If I have to thank one teacher above all others it would be my art teachers. Now, I know what you’re thinking. I studied math, I should thank a math teacher, or a science teacher. Mr. Carter and Mr. Q inspire me now-- now that I’m older and wiser and all that jazz—but when I was in school there was one class that I could walk out of and always, no matter what, feel like I was the king of my world. Art class. Why art you ask? Because it taught me to be creative—a trait that I just don’t see in my students here.

If I give a sheet of paper to 10 students and then say draw your house; they will all draw the same box with triangle roof and a triangle mountain-scape in the background (yes, the high school students too). The color might be different, but the idea, the same. I didn’t realize how much I had taken for granted us having art growing up. And real art, a whole hour to ourselves to play with clay, to make a mess with paint, and to develop creative thought. Here art class is nothing more than students regurgitation lines to a play they have no interest in, or the mandated dance class that no one seems to enjoy. Rarely are they allowed to draw (material costs too much) and even more rarely are they told that their work is beautiful. But in all the art classes I could remember we all walked out having learned something; more likely than not, something about ourselves. At the end of a class I could say to myself, “wow, who knew I had the patience to draw that stairwell in perfect perspective?” And I’d say it with pride. I can say after spending 15 hours cursing at (working on) a MatLab program the last thing I’d think was, “wow who knew I had the patience for that?” It was more likely I’d let out an exasperated “holy cow thank the lord that’s over with. Get me out of here.”

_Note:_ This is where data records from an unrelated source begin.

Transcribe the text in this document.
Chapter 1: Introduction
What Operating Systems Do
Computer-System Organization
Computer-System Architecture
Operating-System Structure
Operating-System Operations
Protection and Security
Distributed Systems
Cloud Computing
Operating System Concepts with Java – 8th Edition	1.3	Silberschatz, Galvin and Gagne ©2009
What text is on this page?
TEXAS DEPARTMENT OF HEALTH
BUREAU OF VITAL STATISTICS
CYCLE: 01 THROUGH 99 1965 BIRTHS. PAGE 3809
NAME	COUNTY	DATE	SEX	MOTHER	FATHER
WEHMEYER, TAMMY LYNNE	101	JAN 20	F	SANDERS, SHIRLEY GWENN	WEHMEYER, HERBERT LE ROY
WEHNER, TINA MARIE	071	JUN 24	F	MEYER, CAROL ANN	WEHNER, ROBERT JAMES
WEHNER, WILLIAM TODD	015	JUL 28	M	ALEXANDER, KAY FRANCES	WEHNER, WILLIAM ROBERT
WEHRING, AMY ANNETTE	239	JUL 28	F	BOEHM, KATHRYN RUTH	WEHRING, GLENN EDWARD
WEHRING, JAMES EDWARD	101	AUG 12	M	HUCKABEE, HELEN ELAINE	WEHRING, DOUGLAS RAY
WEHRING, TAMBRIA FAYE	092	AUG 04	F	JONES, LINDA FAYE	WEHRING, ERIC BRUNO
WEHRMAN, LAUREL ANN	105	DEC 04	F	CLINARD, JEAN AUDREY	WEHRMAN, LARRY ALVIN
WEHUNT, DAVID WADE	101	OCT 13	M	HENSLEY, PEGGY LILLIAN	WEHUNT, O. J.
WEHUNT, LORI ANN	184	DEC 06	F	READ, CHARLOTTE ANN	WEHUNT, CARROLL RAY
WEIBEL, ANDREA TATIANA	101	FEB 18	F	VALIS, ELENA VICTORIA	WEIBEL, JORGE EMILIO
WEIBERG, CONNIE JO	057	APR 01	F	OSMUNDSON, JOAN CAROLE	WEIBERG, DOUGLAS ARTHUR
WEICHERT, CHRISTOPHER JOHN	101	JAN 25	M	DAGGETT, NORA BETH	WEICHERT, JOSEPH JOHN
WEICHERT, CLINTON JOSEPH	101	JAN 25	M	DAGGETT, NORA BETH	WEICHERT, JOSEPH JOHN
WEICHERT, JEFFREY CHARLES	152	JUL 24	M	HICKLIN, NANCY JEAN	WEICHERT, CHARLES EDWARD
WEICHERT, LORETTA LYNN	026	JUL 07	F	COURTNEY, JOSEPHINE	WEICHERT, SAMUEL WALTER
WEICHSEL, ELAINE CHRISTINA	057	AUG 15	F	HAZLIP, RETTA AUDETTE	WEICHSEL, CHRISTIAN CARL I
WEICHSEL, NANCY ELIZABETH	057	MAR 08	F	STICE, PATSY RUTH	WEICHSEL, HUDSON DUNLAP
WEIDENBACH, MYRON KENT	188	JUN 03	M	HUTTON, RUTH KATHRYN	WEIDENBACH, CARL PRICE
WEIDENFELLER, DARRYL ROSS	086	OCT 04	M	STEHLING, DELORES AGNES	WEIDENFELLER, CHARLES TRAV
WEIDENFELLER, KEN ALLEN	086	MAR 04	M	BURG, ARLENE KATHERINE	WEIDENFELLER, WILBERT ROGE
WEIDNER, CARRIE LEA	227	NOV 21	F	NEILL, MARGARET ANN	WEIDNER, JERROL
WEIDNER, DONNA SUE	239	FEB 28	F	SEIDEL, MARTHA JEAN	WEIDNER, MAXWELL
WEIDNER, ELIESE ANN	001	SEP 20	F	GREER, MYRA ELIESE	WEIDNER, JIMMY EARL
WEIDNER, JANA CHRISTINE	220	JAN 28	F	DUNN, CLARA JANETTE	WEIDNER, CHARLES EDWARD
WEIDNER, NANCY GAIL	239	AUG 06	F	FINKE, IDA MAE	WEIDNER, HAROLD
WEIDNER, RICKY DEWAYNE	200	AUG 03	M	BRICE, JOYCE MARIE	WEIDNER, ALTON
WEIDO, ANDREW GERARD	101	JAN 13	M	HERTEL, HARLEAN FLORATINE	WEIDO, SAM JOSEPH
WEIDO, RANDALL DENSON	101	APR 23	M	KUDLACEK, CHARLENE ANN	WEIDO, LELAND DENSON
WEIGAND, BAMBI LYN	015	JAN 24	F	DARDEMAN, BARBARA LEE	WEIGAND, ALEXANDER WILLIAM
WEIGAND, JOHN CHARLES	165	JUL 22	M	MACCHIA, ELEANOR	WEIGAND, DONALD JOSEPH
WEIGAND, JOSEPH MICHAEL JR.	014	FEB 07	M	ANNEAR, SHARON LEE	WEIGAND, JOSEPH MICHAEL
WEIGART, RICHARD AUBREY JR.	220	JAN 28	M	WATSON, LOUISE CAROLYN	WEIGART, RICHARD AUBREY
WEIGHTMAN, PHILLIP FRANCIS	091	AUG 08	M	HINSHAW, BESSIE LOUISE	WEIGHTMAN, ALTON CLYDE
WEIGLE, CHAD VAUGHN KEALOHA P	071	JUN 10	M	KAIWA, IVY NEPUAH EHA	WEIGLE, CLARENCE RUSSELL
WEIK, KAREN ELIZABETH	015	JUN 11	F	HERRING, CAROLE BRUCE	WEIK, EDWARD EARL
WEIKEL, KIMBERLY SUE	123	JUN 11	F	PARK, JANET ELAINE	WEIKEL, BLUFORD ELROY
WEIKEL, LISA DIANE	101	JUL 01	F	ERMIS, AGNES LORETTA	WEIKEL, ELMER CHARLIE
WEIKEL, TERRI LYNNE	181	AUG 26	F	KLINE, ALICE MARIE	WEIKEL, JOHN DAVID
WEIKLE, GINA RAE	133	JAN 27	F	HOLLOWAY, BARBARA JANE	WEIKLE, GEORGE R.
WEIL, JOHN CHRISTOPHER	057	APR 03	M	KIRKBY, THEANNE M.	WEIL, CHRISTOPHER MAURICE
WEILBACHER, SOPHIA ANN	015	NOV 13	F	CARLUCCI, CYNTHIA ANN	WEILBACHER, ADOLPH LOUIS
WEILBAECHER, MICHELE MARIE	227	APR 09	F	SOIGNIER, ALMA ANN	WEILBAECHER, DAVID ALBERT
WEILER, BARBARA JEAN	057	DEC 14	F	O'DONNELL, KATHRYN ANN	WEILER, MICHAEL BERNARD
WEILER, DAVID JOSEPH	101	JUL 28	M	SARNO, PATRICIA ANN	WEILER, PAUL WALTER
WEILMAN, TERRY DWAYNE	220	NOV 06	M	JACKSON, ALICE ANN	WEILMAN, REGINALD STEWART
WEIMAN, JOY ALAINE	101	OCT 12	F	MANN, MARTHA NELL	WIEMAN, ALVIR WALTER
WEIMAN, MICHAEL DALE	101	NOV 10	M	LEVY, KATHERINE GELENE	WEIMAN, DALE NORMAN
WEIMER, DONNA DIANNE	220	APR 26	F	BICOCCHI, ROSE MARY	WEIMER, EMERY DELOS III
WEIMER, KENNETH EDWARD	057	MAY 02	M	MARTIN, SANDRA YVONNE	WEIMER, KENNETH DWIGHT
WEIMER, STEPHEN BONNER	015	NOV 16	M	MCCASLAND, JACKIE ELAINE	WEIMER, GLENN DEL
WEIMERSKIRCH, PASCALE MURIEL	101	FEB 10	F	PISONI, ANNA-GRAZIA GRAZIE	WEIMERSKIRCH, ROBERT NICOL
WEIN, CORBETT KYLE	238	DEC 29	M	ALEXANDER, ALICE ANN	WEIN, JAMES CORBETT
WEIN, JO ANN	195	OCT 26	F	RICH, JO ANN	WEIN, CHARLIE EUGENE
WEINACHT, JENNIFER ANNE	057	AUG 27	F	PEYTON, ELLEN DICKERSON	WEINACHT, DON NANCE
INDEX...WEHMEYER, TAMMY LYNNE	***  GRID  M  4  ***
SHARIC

I had spent a lot of time thinking about how much I took for granted in my schooling all week—both the fun and the un-fun. I looked at school as something I was required to do, not something to appreciate or something to be thankful for. So here’s a extremely late “Thank You” for all of those teachers who taught me that learning is supposed to be fun, that I can do anything that I try to do, and that I am my own individual and I have the right to my own ideas and thoughts. Now I know that our way of doing things isn’t perfect in the Sates, but it wasn’t until I left and saw how others learn did I realize how grateful I should be.